Ein einzelnes Byte läßt sich ohne Probleme von COBOL nach Java und umgekehrt von Java nach COBOL übertragen.
Und bei einfachen Datentypen sieht es auch ok aus.
Aber für praktische Zwecke sollten schon größere Datenblöcke übertragen werden.
Zum Beispiel wäre PIC X(1000) nach byte[1000] und umgekehrt schön.
Habe nur keine Idee wie das zu realisieren ist.
Habt ihr eine Idee?
Aber sagt bitte nicht ich sollte 1000 mal ein einzelnes Byte übertragen.
Gruß Christian


----------



## chalkbag (14. Mrz 2011)

Wie machst du es denn im Moment, ehrlich gesagt hab ich keine Ahnung aber ich fände interessant zu sehen wie das funktioniert.
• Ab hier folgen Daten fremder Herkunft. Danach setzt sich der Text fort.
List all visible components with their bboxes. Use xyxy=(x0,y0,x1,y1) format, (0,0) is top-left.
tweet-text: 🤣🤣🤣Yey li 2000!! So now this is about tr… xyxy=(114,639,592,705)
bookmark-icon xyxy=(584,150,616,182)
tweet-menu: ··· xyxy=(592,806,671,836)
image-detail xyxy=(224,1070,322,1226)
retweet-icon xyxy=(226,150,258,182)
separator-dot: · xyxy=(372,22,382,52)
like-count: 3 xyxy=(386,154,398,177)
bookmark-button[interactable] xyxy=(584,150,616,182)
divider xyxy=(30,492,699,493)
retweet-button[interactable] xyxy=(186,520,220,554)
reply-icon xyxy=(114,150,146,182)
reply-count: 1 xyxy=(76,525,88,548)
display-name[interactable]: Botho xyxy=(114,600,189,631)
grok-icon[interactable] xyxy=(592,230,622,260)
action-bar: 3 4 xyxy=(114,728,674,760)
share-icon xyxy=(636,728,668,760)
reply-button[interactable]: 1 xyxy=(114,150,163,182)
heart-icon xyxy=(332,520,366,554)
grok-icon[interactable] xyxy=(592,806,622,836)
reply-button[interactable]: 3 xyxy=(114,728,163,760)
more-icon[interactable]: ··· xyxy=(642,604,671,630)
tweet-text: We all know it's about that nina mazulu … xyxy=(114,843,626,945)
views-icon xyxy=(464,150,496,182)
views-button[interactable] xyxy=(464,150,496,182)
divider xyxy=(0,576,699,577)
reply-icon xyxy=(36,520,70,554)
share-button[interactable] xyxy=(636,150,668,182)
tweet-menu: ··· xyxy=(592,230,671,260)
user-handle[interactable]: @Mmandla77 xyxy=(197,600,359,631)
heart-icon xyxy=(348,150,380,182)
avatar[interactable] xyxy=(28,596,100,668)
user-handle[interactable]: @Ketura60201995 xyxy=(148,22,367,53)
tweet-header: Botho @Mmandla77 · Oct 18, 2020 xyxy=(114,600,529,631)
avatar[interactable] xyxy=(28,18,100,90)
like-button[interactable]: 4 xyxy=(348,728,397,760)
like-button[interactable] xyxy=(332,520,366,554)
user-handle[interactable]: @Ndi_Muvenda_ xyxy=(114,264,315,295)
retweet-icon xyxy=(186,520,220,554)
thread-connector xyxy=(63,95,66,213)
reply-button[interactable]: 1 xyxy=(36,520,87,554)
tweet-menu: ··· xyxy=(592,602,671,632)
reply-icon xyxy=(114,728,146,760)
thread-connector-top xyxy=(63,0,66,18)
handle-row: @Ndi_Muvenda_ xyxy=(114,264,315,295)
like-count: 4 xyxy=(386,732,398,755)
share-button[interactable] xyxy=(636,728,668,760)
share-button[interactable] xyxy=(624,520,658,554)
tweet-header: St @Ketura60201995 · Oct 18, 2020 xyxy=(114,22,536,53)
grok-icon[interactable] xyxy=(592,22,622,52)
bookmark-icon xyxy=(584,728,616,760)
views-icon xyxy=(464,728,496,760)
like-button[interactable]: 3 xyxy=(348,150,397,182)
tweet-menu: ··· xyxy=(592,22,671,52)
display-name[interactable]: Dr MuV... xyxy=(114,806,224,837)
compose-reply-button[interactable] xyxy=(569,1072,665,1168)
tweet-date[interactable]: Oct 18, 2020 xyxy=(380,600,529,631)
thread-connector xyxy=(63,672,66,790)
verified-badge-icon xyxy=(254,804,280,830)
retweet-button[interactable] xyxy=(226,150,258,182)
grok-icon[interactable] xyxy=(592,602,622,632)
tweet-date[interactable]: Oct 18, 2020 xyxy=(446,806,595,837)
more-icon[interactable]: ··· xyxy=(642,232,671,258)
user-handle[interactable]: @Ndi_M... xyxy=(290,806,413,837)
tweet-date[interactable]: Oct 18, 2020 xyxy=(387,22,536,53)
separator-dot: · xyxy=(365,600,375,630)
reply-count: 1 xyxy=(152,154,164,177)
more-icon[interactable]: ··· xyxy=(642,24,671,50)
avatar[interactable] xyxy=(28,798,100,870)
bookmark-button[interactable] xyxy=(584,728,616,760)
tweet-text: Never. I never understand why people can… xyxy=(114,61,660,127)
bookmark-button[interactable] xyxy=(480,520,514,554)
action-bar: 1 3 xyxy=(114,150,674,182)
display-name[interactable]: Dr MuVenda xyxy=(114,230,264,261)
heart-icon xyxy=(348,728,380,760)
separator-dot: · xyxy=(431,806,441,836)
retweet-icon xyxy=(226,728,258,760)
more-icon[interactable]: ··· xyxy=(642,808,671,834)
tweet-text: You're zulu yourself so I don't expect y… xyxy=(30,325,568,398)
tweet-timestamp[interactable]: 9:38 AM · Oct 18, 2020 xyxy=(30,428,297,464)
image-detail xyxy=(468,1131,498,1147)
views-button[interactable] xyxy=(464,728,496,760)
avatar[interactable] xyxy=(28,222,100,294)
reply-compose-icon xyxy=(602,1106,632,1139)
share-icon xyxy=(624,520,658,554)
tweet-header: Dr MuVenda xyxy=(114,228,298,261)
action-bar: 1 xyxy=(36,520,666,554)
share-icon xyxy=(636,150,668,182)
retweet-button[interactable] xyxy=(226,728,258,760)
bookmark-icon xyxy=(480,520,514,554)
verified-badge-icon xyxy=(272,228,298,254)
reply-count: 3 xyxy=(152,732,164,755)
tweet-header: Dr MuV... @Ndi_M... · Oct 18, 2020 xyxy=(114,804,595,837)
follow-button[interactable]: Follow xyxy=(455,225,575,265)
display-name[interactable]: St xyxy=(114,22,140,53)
Nach meiner Vorstellung sollte man das evtl über eine SD mappen können, also eine seq. Datei rüberschieben und dann entsprechend mit der Satzstruktur auslesen?


----------



## homer65 (14. Mrz 2011)

chalkbag hat gesagt.:


> Nach meiner Vorstellung sollte man das evtl über eine SD mappen können, also eine seq. Datei rüberschieben und dann entsprechend mit der Satzstruktur auslesen?



Per SD ist nicht so doll.
Erstens ist es erheblich langsamer als per Memory.
Zweitens ist es auch nicht so flexibel. Per Memory kann ich einen kleinen Teil Daten rüberschieben und in abhängigkeit vom Ergebniss den nächsten Teil und so weiter und so fort. Bei einer Datei muß ich alle Daten auf einmal rüberschieben und habe keine Zwischenergebnisse.


----------



## theodosis (15. Mrz 2011)

Interessant wie du die Brücke zwischen Java und COBOL gemacht hast.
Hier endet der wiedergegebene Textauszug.